In other words, the state’s rapid disavowal of any and all fossil fuel-related sources of power in this state, coupled with the continued shutdown of nuclear energy facilities, spells trouble for keeping New Yorkers, in cities and elsewhere, warm in the winter and cool in the summer.

This looming shortfall in the state’s supply of electricity is the report’s key warning. New York is leaping into the energy unknown and the consequences are not just alarming, they could be catastrophic. As noted by the Empire Center for Public Policy in its own assessment of the latest NYSIO report, the mistakes being made here are not in setting goals for a clean energy future -- most of us agree on this overarching goal -- but in trying to grasp at that future “before developing reliable replacement sources of power.”

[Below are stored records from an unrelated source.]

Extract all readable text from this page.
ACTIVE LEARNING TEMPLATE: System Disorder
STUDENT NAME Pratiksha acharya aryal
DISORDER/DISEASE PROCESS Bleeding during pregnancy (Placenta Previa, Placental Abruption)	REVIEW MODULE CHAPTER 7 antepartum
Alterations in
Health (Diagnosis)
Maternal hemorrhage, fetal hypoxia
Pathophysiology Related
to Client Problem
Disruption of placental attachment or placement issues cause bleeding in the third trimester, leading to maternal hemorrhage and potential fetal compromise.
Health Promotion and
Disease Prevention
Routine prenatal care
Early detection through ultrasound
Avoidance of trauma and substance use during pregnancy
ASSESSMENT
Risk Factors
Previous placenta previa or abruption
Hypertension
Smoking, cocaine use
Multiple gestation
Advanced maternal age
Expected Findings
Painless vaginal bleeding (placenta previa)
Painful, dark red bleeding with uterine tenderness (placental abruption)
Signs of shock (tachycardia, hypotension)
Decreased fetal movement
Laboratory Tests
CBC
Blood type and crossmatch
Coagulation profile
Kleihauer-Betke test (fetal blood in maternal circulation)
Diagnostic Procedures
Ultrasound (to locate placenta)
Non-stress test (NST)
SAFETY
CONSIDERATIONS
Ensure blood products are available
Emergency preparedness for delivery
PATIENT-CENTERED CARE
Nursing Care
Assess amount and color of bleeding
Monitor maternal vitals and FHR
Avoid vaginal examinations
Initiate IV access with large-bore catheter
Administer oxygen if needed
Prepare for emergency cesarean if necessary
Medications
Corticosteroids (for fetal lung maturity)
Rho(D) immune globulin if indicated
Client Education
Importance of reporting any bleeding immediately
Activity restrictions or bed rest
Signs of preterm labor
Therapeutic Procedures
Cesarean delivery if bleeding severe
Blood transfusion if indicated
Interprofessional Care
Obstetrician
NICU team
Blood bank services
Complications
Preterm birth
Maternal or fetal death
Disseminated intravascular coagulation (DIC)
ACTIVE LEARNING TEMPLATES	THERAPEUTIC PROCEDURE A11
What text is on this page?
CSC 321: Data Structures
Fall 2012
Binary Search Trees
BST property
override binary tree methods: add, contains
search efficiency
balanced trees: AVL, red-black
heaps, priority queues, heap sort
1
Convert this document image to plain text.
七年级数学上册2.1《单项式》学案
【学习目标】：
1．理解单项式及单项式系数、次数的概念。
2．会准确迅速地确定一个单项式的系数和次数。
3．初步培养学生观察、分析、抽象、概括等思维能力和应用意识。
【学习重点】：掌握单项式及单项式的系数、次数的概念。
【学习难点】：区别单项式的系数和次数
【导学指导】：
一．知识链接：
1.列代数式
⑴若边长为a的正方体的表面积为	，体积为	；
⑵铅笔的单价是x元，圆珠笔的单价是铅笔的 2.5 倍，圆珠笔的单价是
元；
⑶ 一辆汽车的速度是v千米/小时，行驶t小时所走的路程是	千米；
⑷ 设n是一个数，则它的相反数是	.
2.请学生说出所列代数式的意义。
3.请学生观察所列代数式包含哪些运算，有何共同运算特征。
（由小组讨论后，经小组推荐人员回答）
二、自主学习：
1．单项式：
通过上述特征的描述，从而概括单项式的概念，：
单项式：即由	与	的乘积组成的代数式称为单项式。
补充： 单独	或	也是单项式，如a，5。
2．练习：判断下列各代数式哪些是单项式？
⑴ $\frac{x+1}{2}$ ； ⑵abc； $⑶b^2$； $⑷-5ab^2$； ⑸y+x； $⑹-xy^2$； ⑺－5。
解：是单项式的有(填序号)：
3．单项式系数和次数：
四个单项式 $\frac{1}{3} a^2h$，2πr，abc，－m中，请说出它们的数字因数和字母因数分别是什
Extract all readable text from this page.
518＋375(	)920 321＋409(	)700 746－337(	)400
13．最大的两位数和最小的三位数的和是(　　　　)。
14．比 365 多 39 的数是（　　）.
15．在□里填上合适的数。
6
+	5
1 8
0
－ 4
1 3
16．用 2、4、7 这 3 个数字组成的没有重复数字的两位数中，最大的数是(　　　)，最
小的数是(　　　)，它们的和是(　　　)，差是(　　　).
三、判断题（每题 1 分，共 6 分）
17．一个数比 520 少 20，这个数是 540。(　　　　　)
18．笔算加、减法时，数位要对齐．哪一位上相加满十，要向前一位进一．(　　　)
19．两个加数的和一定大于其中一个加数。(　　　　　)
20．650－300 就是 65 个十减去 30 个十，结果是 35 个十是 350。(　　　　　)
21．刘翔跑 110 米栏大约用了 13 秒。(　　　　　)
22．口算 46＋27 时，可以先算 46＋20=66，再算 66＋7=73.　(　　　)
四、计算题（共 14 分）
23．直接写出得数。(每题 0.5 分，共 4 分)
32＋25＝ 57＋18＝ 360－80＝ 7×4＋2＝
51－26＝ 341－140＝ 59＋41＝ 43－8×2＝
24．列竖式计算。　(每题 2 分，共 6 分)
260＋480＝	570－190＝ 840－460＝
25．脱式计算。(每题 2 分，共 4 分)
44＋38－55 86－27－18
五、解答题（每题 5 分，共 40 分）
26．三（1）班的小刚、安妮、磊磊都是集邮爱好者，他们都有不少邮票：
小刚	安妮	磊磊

We should be opening the door to anything and everything that will reduce emissions, especially those things that can become real right away. It is greener to actually reduce emissions using natural gas and other lower emission technologies than it is to make an unfulfillable promise about being renewable in 2040 and not doing all we can now to reduce emissions. Perfect is the enemy of the better in the meantime under the Albany Democrats’ climate agenda.

New York's climate plan has the cart before the horse indeed. In the two years following the state's closure of the Indian Point nuclear plant, greenhouse gas emissions in Zone J, the New York City electric grid, went up 47% due to the increased use of oil burning peaker plants. Nobody has been properly held to account for that (not Andrew Cuomo, the state Public Service Commission (PSC) and DEC, the climate zealots, or RFK, Jr.). If it were a corporation that discharged such emissions and you used DEC's own impact-based enforcement guidelines, the closure of Indian Point would be the worst environmental crime in state history.

The Empire Center concludes in its own recent analysis, “This ‘shutdown first, replace later’ model was a major cause of rolling blackouts on the West Coast, but New York authorities didn’t bother to learn from California’s experience. Simple common sense would indicate that the wise approach would be to find assured sources of reliable and dispatchable electricity production before taking critical power plants offline. Sadly, common sense was the first victim of New York energy policy. Even more sadly, it won’t be the last.”

It echoes what our Senate and Assembly Republican conferences have been saying all along, especially once we saw Governor Hochul moving full speed ahead without any idea of what the consequences would truly be for affordability, feasibility, and reliability.

Last week I joined my Republican colleagues on the Senate Energy Committee to urge the PSC include additional energy sources and innovative technologies in the definition of “zero emissions sources” when it comes to the state meeting its far-reaching mandates under the current “Climate Leadership and Community Protection Act (CLCPA). We should not turn our collective back on the reasonable utilization of hydrogen, nuclear, renewable natural gas, bioenergy, and other new and emerging technologies to ensure the most effective, affordable, and reliable transition for all New Yorkers.

We wrote, “As a Conference, we have advocated for a comprehensive reliability study to ensure the State’s electricity grid can handle the mandates under the CLCPA and recommendations made in the Climate Action Council’s Scoping Plan for transitioning to a zero-emissions electricity grid by 2040. We have also advocated for an approach of using any energy source which will help the State reduce emissions.”

New York State has been a leader in clean energy and reducing emissions and we should continue our advancement. The trouble has been that Governor Hochul took the reins from former Governor Cuomo on a plan that has certainly been politically driven but has never included a straightforward cost-benefit analysis of its feasibility, affordability, or reliability.

New Yorkers are left facing mountainous costs and dire consequences.